Séisme au Maroc : le soutien psychologique aux victimes est indispensable dès maintenant
© Marc Ferra
La mission d’évaluation organisée par les équipes du réseau Médecins du Monde et ses partenaires se déroule depuis plusieurs jours à Marrakech et dans les villages les plus touchés par le séisme du 9 septembre dernier. Elle vise à évaluer les besoins psycho-sociaux de la population mais apporte déjà une réponse directe pour commencer à travailler sur les symptômes.
Pendant que les partenaires locaux répondent aux besoins de base (alimentation, abri, hygiène, sécurité, etc.), les équipes de Médecins du Monde les appuient sur les besoins psychologiques en situation d’urgence.
« Hier, nous avons été dans un village avec nos partenaires qui faisaient de la distribution alimentaire, de couvertures et de kits d’hygiène. Nous pensions devoir sensibiliser les villageois·e·s pour aborder la question de la santé mentale, mais une file s’est rapidement formée devant notre tente : les gens sont conscients de leur état psychologique et veulent y travailler », explique Majdouline Khoulaidi, responsable santé mentale et soutien psycho-social de la mission d’évaluation de Médecins du Monde.

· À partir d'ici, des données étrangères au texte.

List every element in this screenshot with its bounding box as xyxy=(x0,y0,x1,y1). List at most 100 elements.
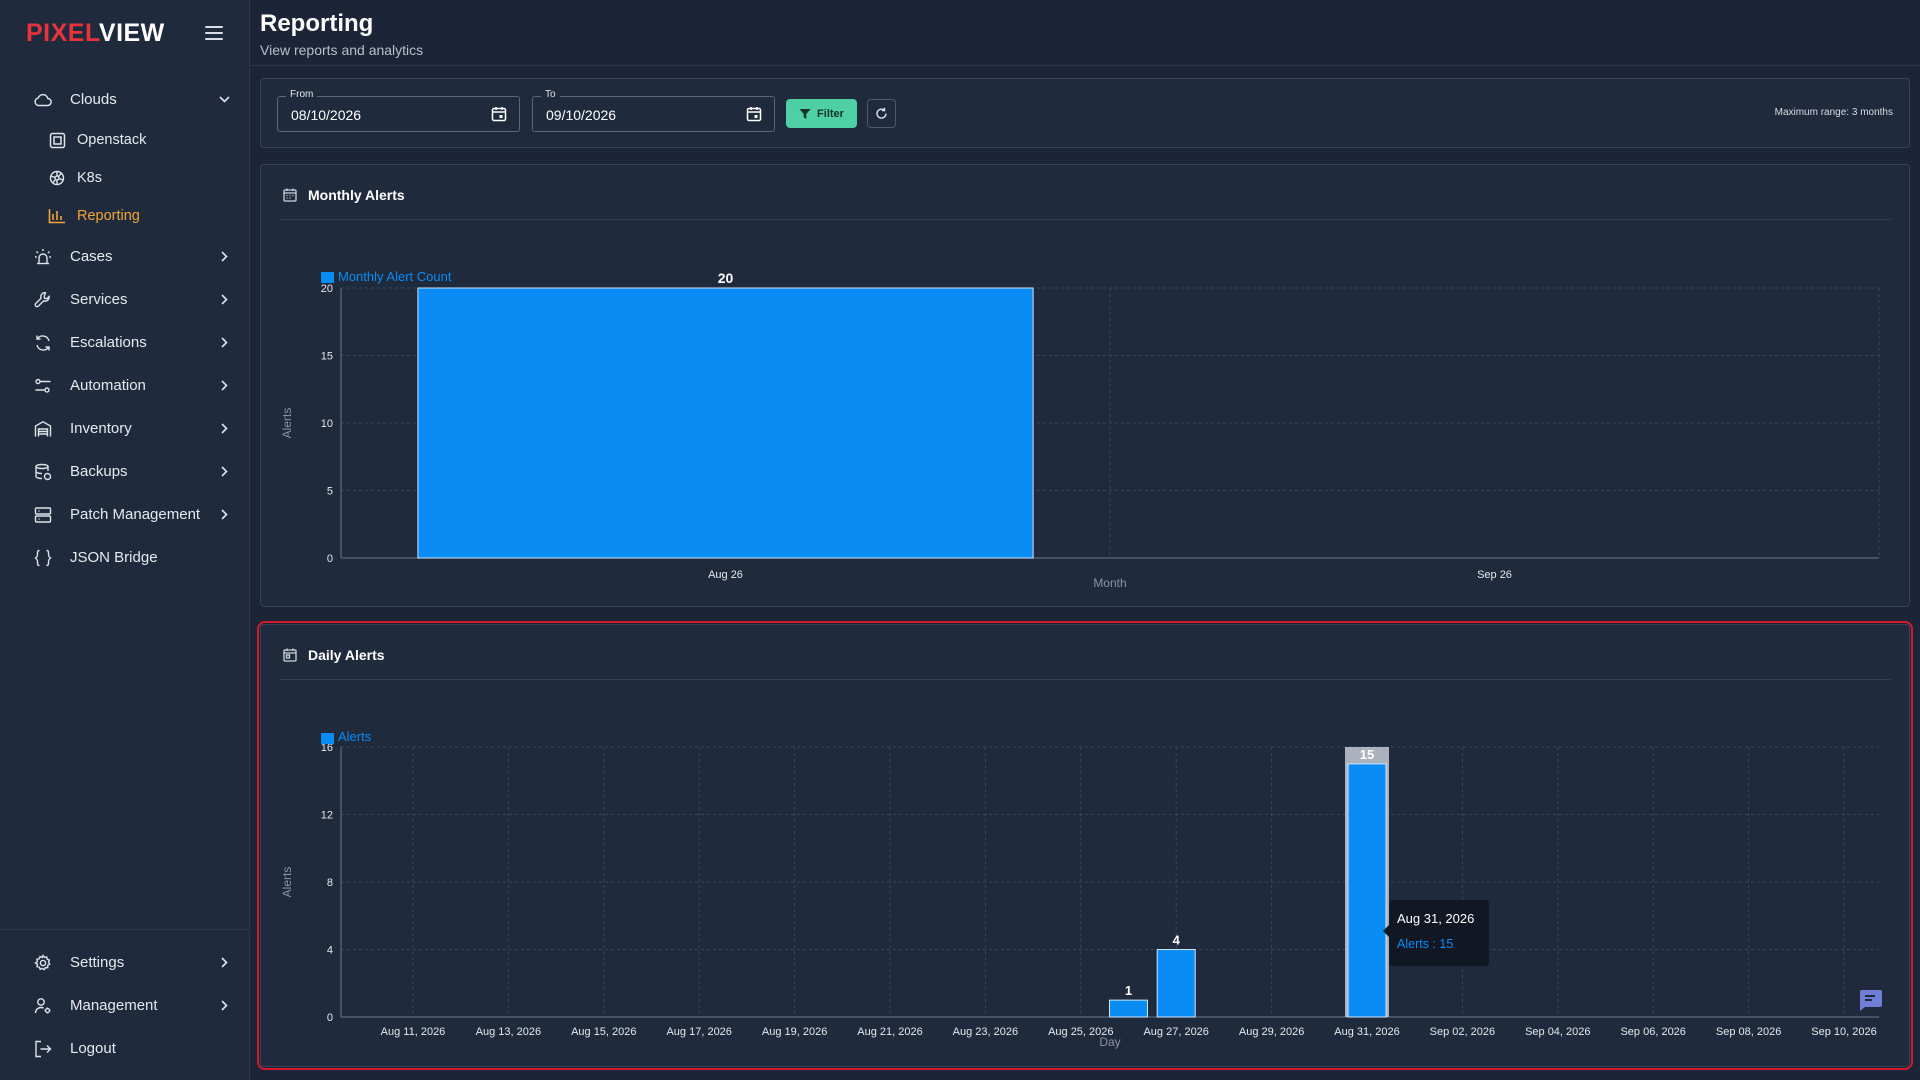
y-tick-label: 0 xyxy=(327,1012,333,1024)
sidebar-item-label: Escalations xyxy=(70,334,147,351)
page-header: Reporting View reports and analytics xyxy=(260,10,423,58)
kubernetes-icon xyxy=(48,169,66,187)
legend-label: Alerts xyxy=(338,729,372,744)
sidebar-item-json-bridge[interactable]: JSON Bridge xyxy=(0,536,250,579)
x-tick-label: Aug 11, 2026 xyxy=(381,1026,446,1038)
data-label: 1 xyxy=(1125,983,1132,998)
data-label: 15 xyxy=(1360,747,1374,762)
daily-alerts-card: Daily Alerts 0 4 8 12 16 Aug 11, 2026 Aug 13, … xyxy=(260,624,1910,1067)
sidebar-item-label: Management xyxy=(70,997,158,1014)
sidebar-item-logout[interactable]: Logout xyxy=(0,1027,250,1070)
x-tick-label: Aug 15, 2026 xyxy=(571,1026,636,1038)
sidebar-item-label: Automation xyxy=(70,377,146,394)
x-axis-title: Day xyxy=(1099,1035,1120,1049)
sidebar-subitem-k8s[interactable]: K8s xyxy=(0,159,250,197)
cloud-icon xyxy=(34,91,52,109)
server-icon xyxy=(34,506,52,524)
data-label: 4 xyxy=(1173,933,1181,948)
header-divider xyxy=(250,65,1920,66)
sidebar-item-label: Backups xyxy=(70,463,128,480)
to-date-value[interactable]: 09/10/2026 xyxy=(546,107,616,123)
to-date-label: To xyxy=(541,89,560,100)
database-icon xyxy=(34,463,52,481)
sidebar-item-automation[interactable]: Automation xyxy=(0,364,250,407)
menu-toggle-icon[interactable] xyxy=(205,26,223,40)
refresh-icon xyxy=(876,107,887,119)
x-tick-label: Aug 17, 2026 xyxy=(666,1026,731,1038)
y-tick-label: 0 xyxy=(327,553,333,565)
sidebar-item-patch-management[interactable]: Patch Management xyxy=(0,493,250,536)
bar xyxy=(1109,999,1148,1018)
openstack-icon xyxy=(48,131,66,149)
sidebar-item-label: Inventory xyxy=(70,420,132,437)
chevron-right-icon xyxy=(218,509,230,521)
sidebar-item-inventory[interactable]: Inventory xyxy=(0,407,250,450)
logo[interactable]: PIXELVIEW xyxy=(26,19,165,48)
chevron-right-icon xyxy=(218,1000,230,1012)
sidebar-subitem-reporting[interactable]: Reporting xyxy=(0,197,250,235)
sidebar-item-label: Patch Management xyxy=(70,506,201,523)
sidebar-item-escalations[interactable]: Escalations xyxy=(0,321,250,364)
legend-label: Monthly Alert Count xyxy=(338,269,452,284)
sidebar-item-management[interactable]: Management xyxy=(0,984,250,1027)
x-axis-title: Month xyxy=(1093,576,1126,590)
chevron-right-icon xyxy=(218,251,230,263)
y-tick-label: 15 xyxy=(321,351,333,363)
chevron-right-icon xyxy=(218,337,230,349)
alarm-icon xyxy=(34,248,52,266)
sidebar-item-label: Cases xyxy=(70,248,113,265)
sidebar-subitem-label: K8s xyxy=(77,170,102,186)
logo-pixel: PIXEL xyxy=(26,18,99,47)
sidebar-item-services[interactable]: Services xyxy=(0,278,250,321)
wrench-icon xyxy=(34,291,52,309)
x-tick-label: Aug 23, 2026 xyxy=(953,1026,1018,1038)
chevron-right-icon xyxy=(218,294,230,306)
sidebar-nav: Clouds Openstack K8s Reporting Cases Ser… xyxy=(0,78,250,579)
logo-row: PIXELVIEW xyxy=(0,0,249,66)
legend-swatch xyxy=(321,733,334,744)
sidebar-subitem-label: Openstack xyxy=(77,132,147,148)
reset-button[interactable] xyxy=(867,99,896,128)
max-range-note: Maximum range: 3 months xyxy=(1774,107,1893,118)
sliders-icon xyxy=(34,377,52,395)
to-date-field[interactable]: To 09/10/2026 xyxy=(532,89,775,132)
legend-swatch xyxy=(321,272,334,283)
calendar-icon[interactable] xyxy=(746,106,762,122)
sidebar-divider xyxy=(0,929,249,930)
x-tick-label: Sep 04, 2026 xyxy=(1525,1026,1590,1038)
bar-chart-icon xyxy=(48,207,66,225)
y-tick-label: 10 xyxy=(321,418,333,430)
sidebar-item-label: JSON Bridge xyxy=(70,549,158,566)
sidebar-item-cases[interactable]: Cases xyxy=(0,235,250,278)
from-date-value[interactable]: 08/10/2026 xyxy=(291,107,361,123)
x-tick-label: Sep 06, 2026 xyxy=(1620,1026,1685,1038)
sidebar-item-clouds[interactable]: Clouds xyxy=(0,78,250,121)
sidebar-item-label: Services xyxy=(70,291,128,308)
tooltip-box xyxy=(1389,900,1489,966)
gear-icon xyxy=(34,953,52,972)
x-tick-label: Sep 10, 2026 xyxy=(1811,1026,1876,1038)
sidebar-bottom-nav: Settings Management Logout xyxy=(0,941,250,1070)
x-tick-label: Aug 31, 2026 xyxy=(1334,1026,1399,1038)
logo-view: VIEW xyxy=(98,18,165,47)
sidebar-item-backups[interactable]: Backups xyxy=(0,450,250,493)
refresh-icon xyxy=(34,334,52,352)
daily-alerts-chart: 0481216Aug 11, 2026 Aug 13, 2026 Aug 15, 2… xyxy=(280,729,1879,1049)
from-date-field[interactable]: From 08/10/2026 xyxy=(277,89,520,132)
chat-widget-button[interactable] xyxy=(1853,985,1887,1015)
filter-button[interactable]: Filter xyxy=(786,99,857,128)
x-tick-label: Aug 21, 2026 xyxy=(857,1026,922,1038)
funnel-icon xyxy=(799,108,811,119)
page-title: Reporting xyxy=(260,10,374,37)
x-tick-label: Sep 02, 2026 xyxy=(1430,1026,1495,1038)
x-tick-label: Sep 08, 2026 xyxy=(1716,1026,1781,1038)
main-content: Reporting View reports and analytics Fro… xyxy=(250,0,1920,1080)
x-tick-label: Aug 19, 2026 xyxy=(762,1026,827,1038)
sidebar-subitem-openstack[interactable]: Openstack xyxy=(0,121,250,159)
sidebar-item-settings[interactable]: Settings xyxy=(0,941,250,984)
bar xyxy=(1347,763,1387,1018)
sidebar-item-label: Clouds xyxy=(70,91,117,108)
sidebar-item-label: Settings xyxy=(70,954,125,971)
calendar-icon[interactable] xyxy=(491,106,507,122)
y-tick-label: 8 xyxy=(327,877,333,889)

Les équipes de Médecins du Monde forment entre autres des professionnel·le·s du secteur social et des psychologues qui ne sont pas spécialisé·e·s dans la prise en charge psychologique en situation d’urgence. Car les questions des personnes sinistrées fusent : que faire pour diminuer ces symptômes ? Est-ce normal ? Au bout de combien de temps irais-je mieux ? Quand mon enfant aura-t-il de nouveau un comportement normal ? Les formations visent aussi les professeur·e·s qui sont confronté·e·s à des situations inhabituelles en classe car les enfants ont très rapidement repris le chemin de l’école : des enfants qui s’isolent du reste du groupe, qui s’enferment dans le mutisme ou qui font preuve d’agressivité.
Les interventions en santé mentale en situation d’urgence impliquent une écoute active et une explication des symptômes : il s’agit de faire comprendre aux victimes que ce qu’elles ressentent est ‘normal’. Elles sont anxieuses, elles ont des troubles alimentaires ou du sommeil, elles sont vite irritables, elles font des cauchemars, elles-mêmes ou leurs enfants. Les écouter activement et leur expliquer les symptômes permet de les rassurer.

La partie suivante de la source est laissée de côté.